Trend Errors With Modern And Classical Iol Calculation Formulas
Published 2023 - 41st Congress of the ESCRS
Reference: PP22.08 | Type: Free paper | DOI: 10.82333/s9zz-2329
Authors: Peter C Hoffmann* 1 , David Cooke 2 , Achim Langenbucher 3 , Jascha Wendelstein 4
1Augenklinik,Castrop-Rauxel,Germany, 2Great Lakes Eye Care,St. Joseph, MI,United States, 3Experimentelle Ophthalmologie,Universität des Saarlandes,Homburg,Germany, 4IROC,Zürich,Switzerland
Purpose
To evaluate and quantify trend errors in popular IOL formulas. A formula with low trend errors is suitable for any type of eye or IOL model independent of input variables – liberating the user from having to use multiple formulas for different ranges of input values. The concept of the Castrop formula and an upgraded version of Haigis (Haigis neo) is disclosed in detail.
Setting
Private eye clinic in Germany
Methods
Retrospectively, we analyzed prediction errors for four different IOL types (Hoya Vivinex n=888, B&L MX60 n=467, Alcon SN60AT n=822, J&J Tecnis n=613) and 17 different Gaussian IOL formulas and 1 ray-tracing software.
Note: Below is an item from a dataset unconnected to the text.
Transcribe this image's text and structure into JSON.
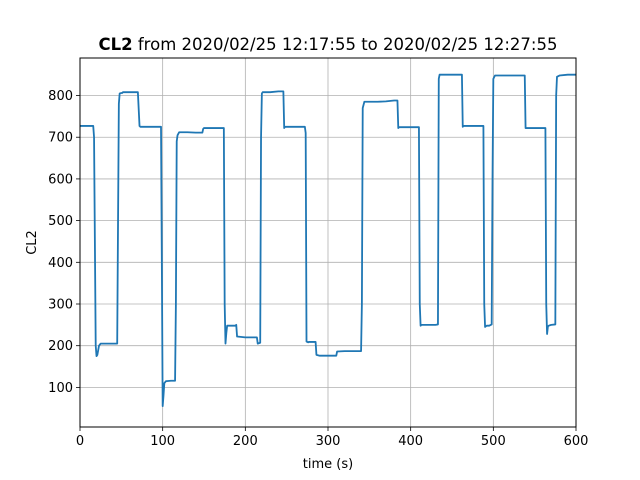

This cohort is not only quite large but has also very good quality of postop refraction which highlights the formula properties. Besides the usual descriptive statistics like median, mean, standard deviation, we used squared prediction errors and polynomial regression to detect trend errors with the variables axial length (AL), corneal power (K), anterior chamber depth (ACD), lens thickness (LT) and IOL power (IOLP).
Results
All classical formulas have significant trend errors with most input variables tested. Eg Haigis and SRK/T have pronounced trend errors with K, Hoffer Q and Holladay with AL, all of them with IOLP. Of the modern formulas, Castrop, EVO2, K6, Kane, Olsen and Pearl-DGS yield comparable results and have low trend errors. Same is true for Okulix raytracing. The popular Barrett Universal2 formula does have severe trend errors in very high IOL powers (≥ 28 D) but is otherwise quite neutral. K6 tends to be the best performer overall (standard deviation 0.361 D), it is statistically significantly better than all formulas except Castrop, EVO2, Kane, Haigis neo, Okulix and Olsen stand-alone.
Conclusions
The aforementioned modern formulas work with any type of eye without the necessity of selecting formulas for individual eyes. Results vary with IOL types, shape factor variability, asphericity and selection bias being the most probable reasons. Differences between the classics and the best performing modern formulas (standard deviation ≈ 0.44 D) are quite high. Unfortunately, most modern formulas are neither published nor disclosed and therefore very hard to comprehend.